Cache coherency, clustering, and Kernel virtualization
Anil Madhavapeddy
anil at recoil.org
Mon Sep 4 10:07:59 PDT 2006
On 4 Sep 2006, at 09:36, Matthew Dillon wrote:
Xen is the one that runs a linux kernel as the primary OS? I
really
have no desire to make DragonFly dependant on some other OS for
features. And, frankly, I'm not sure I would consider Xen to be
contemporary to an actual native user-mode kernel. They are
two very
different beasts, with very different levels of integration. Just
because it is a virtualization technology doesn't mean it is the
right virtualization technology for us.
Xen exposes a set of "hypercalls" which are system calls for
virtualised OS kernels. They take care of privileged operations like
manipulating page tables, etc. The actual management calls can be
invoked by any operating system which supports that interface (a so-
called domain 0).
The hypervisor itself does surprisingly little... all drivers run in
domain0 (or even separate dedicated driver domains), and Xen acts as
a "page proxy" by managing how domains map memory between each other
in order to do efficient zero-copy I/O from front-end virtual network/
block drivers to the actual backend drivers.
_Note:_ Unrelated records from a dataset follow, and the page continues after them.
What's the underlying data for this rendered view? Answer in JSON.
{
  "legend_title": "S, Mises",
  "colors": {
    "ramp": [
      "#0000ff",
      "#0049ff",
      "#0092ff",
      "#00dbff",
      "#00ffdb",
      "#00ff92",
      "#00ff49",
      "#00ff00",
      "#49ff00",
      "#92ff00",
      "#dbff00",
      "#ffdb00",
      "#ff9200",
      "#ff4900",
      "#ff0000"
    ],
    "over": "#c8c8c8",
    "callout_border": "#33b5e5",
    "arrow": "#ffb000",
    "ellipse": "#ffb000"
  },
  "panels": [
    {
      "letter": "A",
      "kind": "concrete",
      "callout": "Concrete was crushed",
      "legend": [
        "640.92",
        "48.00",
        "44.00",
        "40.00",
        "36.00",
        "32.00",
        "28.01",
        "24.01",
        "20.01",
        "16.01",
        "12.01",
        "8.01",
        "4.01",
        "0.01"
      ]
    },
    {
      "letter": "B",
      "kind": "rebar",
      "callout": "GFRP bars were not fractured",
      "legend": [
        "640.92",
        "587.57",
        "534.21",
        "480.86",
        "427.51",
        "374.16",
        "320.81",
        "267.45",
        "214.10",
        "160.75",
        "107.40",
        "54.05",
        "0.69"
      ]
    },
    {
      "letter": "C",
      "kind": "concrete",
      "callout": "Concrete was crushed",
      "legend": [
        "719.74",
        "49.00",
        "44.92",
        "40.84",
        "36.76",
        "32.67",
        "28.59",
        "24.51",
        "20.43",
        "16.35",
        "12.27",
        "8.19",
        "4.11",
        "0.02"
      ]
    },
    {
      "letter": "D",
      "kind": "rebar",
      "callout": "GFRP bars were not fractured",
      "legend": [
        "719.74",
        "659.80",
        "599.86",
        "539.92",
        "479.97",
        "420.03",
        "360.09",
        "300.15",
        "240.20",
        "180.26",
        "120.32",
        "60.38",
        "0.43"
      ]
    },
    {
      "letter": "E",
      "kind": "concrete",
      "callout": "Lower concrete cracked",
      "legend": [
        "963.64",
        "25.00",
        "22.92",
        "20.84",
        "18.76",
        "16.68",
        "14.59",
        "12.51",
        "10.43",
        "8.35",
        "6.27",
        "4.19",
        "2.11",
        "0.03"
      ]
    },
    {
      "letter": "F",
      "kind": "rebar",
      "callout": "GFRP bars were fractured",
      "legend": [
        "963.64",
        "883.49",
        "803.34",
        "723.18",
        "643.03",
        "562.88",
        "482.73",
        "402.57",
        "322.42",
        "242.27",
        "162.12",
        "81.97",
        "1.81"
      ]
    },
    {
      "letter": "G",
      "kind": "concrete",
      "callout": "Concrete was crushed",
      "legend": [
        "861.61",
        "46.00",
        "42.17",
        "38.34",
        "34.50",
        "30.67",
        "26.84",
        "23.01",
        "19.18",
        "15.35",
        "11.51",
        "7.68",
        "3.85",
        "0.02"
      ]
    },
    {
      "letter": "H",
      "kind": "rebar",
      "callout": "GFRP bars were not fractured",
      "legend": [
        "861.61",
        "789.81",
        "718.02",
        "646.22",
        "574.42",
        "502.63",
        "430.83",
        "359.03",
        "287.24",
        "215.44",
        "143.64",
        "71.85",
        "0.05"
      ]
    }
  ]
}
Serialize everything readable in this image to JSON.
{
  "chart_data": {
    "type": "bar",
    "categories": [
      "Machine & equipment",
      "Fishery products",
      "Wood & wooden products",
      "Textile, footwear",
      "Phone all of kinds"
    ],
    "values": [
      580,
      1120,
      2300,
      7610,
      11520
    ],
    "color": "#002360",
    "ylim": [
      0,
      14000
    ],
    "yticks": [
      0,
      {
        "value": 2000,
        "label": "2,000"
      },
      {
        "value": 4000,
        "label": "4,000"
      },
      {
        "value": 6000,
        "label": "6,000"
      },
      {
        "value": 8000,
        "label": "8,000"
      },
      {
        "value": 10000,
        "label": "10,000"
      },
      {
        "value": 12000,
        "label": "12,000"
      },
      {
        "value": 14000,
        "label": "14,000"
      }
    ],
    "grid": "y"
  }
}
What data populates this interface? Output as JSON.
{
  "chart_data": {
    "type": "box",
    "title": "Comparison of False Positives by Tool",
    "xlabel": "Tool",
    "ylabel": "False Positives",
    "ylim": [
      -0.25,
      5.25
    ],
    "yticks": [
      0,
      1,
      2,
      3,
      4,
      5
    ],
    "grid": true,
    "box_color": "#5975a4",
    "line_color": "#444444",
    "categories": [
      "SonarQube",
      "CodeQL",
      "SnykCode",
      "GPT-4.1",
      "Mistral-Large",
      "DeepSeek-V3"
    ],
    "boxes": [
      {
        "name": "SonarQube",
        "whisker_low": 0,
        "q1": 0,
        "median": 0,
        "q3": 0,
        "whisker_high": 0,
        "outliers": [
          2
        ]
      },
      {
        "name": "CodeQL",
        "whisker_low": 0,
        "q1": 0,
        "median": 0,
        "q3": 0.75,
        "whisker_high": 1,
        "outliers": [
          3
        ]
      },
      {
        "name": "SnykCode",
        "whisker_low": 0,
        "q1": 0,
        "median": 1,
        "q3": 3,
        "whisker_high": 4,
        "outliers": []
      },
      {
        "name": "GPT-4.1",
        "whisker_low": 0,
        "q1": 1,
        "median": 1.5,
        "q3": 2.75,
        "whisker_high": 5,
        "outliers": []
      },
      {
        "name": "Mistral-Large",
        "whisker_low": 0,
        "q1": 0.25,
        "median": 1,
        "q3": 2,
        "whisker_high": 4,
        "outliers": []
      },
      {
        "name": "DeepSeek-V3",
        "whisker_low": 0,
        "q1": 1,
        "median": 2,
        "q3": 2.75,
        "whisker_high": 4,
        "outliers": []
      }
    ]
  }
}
OpenBSD domain0 support for Xen (i.e. no Linux anywhere) is currently
underway and going pretty well (http://hg.recoil.org/openbsd-xen-
sys.hg); it's pretty straightforward to add once the basic guest-OS
API is supported well.
As to whether or not you want to tie yourself to Xen, that's an
entirely different question. I just wanted to address the "depends
on Linux" point :-) There are some features which sound very useful
to you (the para-virtual live migration), and others which are not so
relevant (the HVM support for hardware-assisted virtualisation).